3. You most definitely represent the company
No amount of disclaiming or get-out-of-jail-free cards will get you out of anything. If you are a C-level exec, founder, partner, PR firm or PR lead, or any official social channel of the company, you are speaking for the company 24/7. You say stupid things and they become associated with your company.
What if the company says I must have that stupid disclaimer?
So you reasoned with the unreasonable but they are still saying that you should definitely have the disclaimer that nobody reads or cares about, no matter what level you are in the organization? Lay out a hypothetical: let’s say you have the disclaimer and you openly mock the fact that your company makes you put a disclaimer in your bio. What is their reaction? Do they:
- Not care. You aren’t an official voice for the company so everyone will read that disclaimer and go about their day.
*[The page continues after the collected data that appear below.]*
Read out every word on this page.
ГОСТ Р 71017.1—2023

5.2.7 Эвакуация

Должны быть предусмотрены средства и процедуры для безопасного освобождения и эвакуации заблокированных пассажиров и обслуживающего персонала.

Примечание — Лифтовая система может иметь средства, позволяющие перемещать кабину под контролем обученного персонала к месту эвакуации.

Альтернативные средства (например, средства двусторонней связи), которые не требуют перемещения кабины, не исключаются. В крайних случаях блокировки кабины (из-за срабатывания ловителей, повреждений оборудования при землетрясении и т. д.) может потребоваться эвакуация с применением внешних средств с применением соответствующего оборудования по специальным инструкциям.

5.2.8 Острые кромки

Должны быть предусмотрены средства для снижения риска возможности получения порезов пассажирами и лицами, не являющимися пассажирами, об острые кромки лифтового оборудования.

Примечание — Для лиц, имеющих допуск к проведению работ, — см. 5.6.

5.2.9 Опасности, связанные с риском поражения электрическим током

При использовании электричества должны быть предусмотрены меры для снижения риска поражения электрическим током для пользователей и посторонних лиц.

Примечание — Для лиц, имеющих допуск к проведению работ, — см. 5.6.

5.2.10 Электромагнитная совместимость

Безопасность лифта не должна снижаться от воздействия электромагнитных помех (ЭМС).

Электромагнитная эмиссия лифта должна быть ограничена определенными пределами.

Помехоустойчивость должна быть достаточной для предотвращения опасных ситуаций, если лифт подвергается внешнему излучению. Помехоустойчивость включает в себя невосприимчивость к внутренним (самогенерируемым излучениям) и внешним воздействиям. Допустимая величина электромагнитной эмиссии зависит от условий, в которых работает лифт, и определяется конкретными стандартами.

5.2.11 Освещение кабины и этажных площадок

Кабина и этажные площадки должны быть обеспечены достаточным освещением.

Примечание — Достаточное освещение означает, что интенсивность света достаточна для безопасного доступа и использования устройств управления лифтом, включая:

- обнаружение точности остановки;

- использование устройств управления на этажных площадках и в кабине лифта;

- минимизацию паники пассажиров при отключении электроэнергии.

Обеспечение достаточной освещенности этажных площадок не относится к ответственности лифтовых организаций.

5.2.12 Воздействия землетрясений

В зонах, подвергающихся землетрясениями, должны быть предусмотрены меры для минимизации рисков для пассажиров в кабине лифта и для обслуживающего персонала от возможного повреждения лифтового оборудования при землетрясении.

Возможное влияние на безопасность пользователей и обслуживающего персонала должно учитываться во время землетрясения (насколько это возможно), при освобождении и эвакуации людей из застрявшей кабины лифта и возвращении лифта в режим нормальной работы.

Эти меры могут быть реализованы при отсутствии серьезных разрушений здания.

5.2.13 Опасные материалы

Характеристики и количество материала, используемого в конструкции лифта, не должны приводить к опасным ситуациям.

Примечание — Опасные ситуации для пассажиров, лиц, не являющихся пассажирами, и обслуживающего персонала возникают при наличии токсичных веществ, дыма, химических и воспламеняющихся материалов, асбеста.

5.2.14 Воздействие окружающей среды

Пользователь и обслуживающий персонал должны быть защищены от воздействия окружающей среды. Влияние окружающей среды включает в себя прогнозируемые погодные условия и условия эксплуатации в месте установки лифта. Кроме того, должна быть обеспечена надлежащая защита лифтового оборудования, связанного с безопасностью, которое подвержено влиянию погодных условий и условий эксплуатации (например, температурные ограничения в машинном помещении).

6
- Freak out and make you take it down, just like they would have done if you bad-mouthed anything else they had done publicly.
If the answer is 2, then there is no sense in the disclaimer if their constant reaction will be to act like you are representing the company. They have to either get comfortable with you being out there, train you to be better or not allow it. And yes, that last option is a real one.
If the answer is 1 though, have fun. It might be the only time that disclaimer actually does any good.